I am a British-born Pakistani Muslim and I did not enjoy this show. It's not because I found it offensive, but just because it wasn't very funny unfortunately. I was disappointed as this is the first sitcom based on a British-Asian family and its success could lead to more opportunities for British-Asian talent. I am hopeful it well get better. Many sitcoms start off with dubious pilots and go on to great success, the first episode of Friends wasn't great and look how that turned out!

The Mr. Khan character, on which this show is based, started out a few years ago on the 'Bellamy's People' sketch show and subsequently starred in a string of YouTube videos, from delivering alternative Christmas messages to explaining cricket from a Pakistani perspective. Adil Ray plays the character brilliantly and Mr. Khan IS hilarious, it is easy to see why BBC execs thought a sitcom based around the character would be a success. Unfortunately, the out-dated stereotypes, lazy script and ham acting, has meant that the show has suffered a mediocre start. But as I said, I'm hopeful it will get better!

The reason for this blog post however, is that I wanted to address the attitudes of the trolls spewing their venom. The reason they have been so offended, is that they claim this show has insulted Islam. It pains me to make such an obvious point, but there is a clear difference between mocking Islam and mocking Muslims. As a Muslim I am fully against mocking Islam (or any religious belief for that matter, but that's a separate debate), but I am for mocking Muslims (or followers of other religious beliefs) in a way that is done well and intelligently. The best modern example of this is Four Lions, a brilliant movie mocking the views and actions of Muslim terrorists. This film could have been very offensive, but was done with a great deal of sensitivity and research and hence was well received.

Whilst I don't think Citizen Khan mocked Islam, but Muslims, it just wasn't funny and hence, people found it offensive. (This is a point I've been discussing with friends this week, if something is inherently offensive, but you find it subjectively funny, you are likely to let it slide, however, if you don't find it funny, that is when you can become offended.) Being honest all British-Muslims will confess to knowing a girl like Aliya, who is 'religious' at home but not so 'religious' outside of her home. Young women like her exist, so she is a valid stereotype. Additionally I knew lots of young people (I may or may not have been one), who when younger had to read the Qur'an at home, but when their parents back was turned they start doing something else (e.g. playing video games) and when their parents came back into the room they pretend to pray again, stuff like that happens! It is a valid representation. It is supposed to be a comedy. Where would be the humour in showing a practising well-balanced Muslim family? The irony of course is that unfortunately this show wasn't funny anyway.

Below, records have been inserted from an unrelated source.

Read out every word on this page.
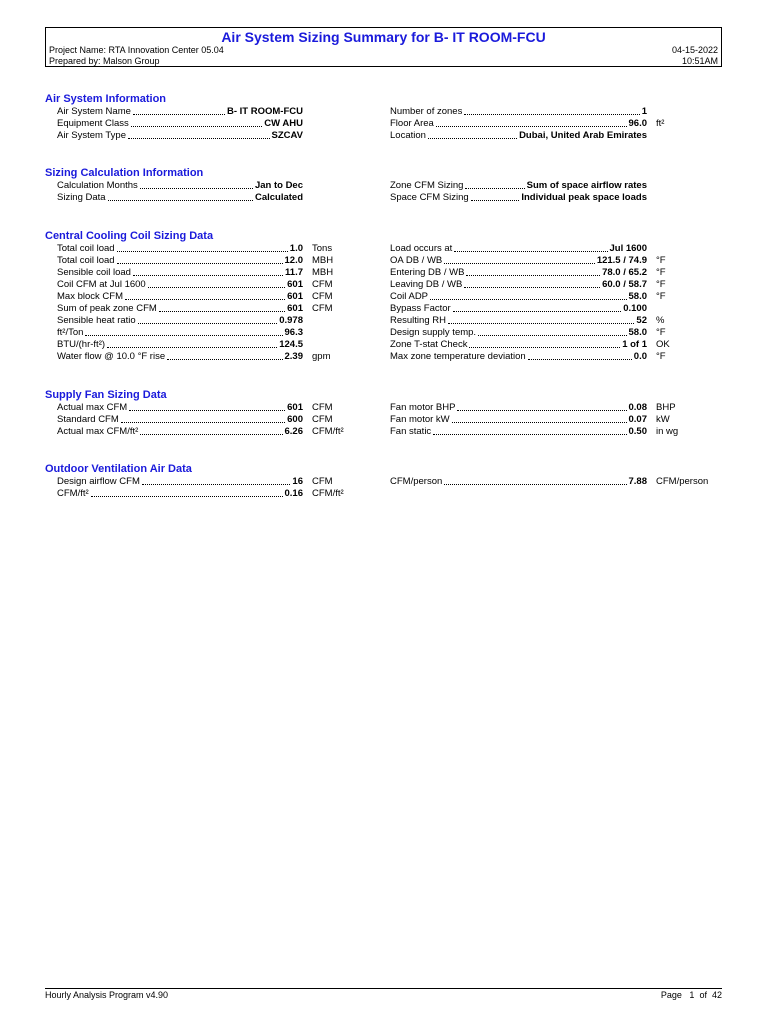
Air System Sizing Summary for B- IT ROOM-FCU
Project Name: RTA Innovation Center 05.04
Prepared by: Malson Group
04-15-2022
10:51AM
Air System Information
Air System Name	B- IT ROOM-FCU
Equipment Class	CW AHU
Air System Type	SZCAV
Number of zones	1
Floor Area	96.0 ft²
Location	Dubai, United Arab Emirates
Sizing Calculation Information
Calculation Months	Jan to Dec
Sizing Data	Calculated
Zone CFM Sizing	Sum of space airflow rates
Space CFM Sizing	Individual peak space loads
Central Cooling Coil Sizing Data
Total coil load	1.0 Tons
Total coil load	12.0 MBH
Sensible coil load	11.7 MBH
Coil CFM at Jul 1600	601 CFM
Max block CFM	601 CFM
Sum of peak zone CFM	601 CFM
Sensible heat ratio	0.978
ft²/Ton	96.3
BTU/(hr-ft²)	124.5
Water flow @ 10.0 °F rise	2.39 gpm
Load occurs at	Jul 1600
OA DB / WB	121.5 / 74.9 °F
Entering DB / WB	78.0 / 65.2 °F
Leaving DB / WB	60.0 / 58.7 °F
Coil ADP	58.0 °F
Bypass Factor	0.100
Resulting RH	52 %
Design supply temp.	58.0 °F
Zone T-stat Check	1 of 1 OK
Max zone temperature deviation	0.0 °F
Supply Fan Sizing Data
Actual max CFM	601 CFM
Standard CFM	600 CFM
Actual max CFM/ft²	6.26 CFM/ft²
Fan motor BHP	0.08 BHP
Fan motor kW	0.07 kW
Fan static	0.50 in wg
Outdoor Ventilation Air Data
Design airflow CFM	16 CFM
CFM/ft²	0.16 CFM/ft²
CFM/person	7.88 CFM/person
Hourly Analysis Program v4.90	Page 1 of 42
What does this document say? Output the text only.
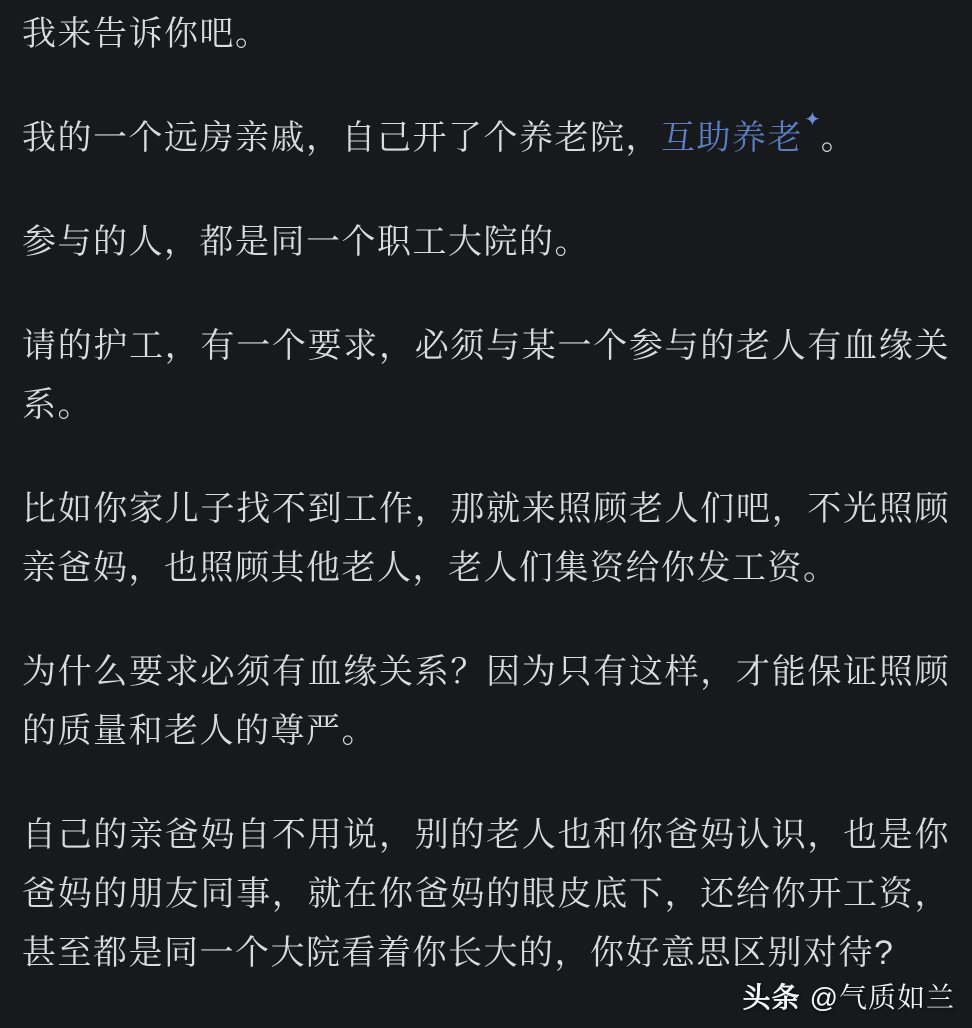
我来告诉你吧。

我的一个远房亲戚，自己开了个养老院，互助养老✦。

参与的人，都是同一个职工大院的。

请的护工，有一个要求，必须与某一个参与的老人有血缘关系。

比如你家儿子找不到工作，那就来照顾老人们吧，不光照顾亲爸妈，也照顾其他老人，老人们集资给你发工资。

为什么要求必须有血缘关系？因为只有这样，才能保证照顾的质量和老人的尊严。

自己的亲爸妈自不用说，别的老人也和你爸妈认识，也是你爸妈的朋友同事，就在你爸妈的眼皮底下，还给你开工资，甚至都是同一个大院看着你长大的，你好意思区别对待?

头条 @气质如兰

I am slightly confused by the over-sensitivity. It was obvious that the show was mocking those particular Muslims and their hypocrisies, not Islam. Hence the character of the Mosque manager 'Dave' (my favourite character so far), will be important going forward as he explains ACTUAL Islam, not cultural Islam, just as he does in this episode. At no point was actual Islam mocked, but the way in which some cultures and families treat it is. See the difference?

Islam doesn't have a history of satire and Muslims don't take ridicule of our religion lightly. However, it seems that Muslims today measure their faith by how angry they get when offended. There are other means of protest, other than wishing for the producers of the show to 'rot in hell'! It is important to stress here that 3.6m watched the pilot episode and just over 200 complaints have been received (to date), so either trolls don't complain, or this whole thing has been blown out of proportion?

Anyway if you want to see a Muslim sitcom that is actually funny, I suggest you try and catch the Canadian show, Little Mosque on the Prairie.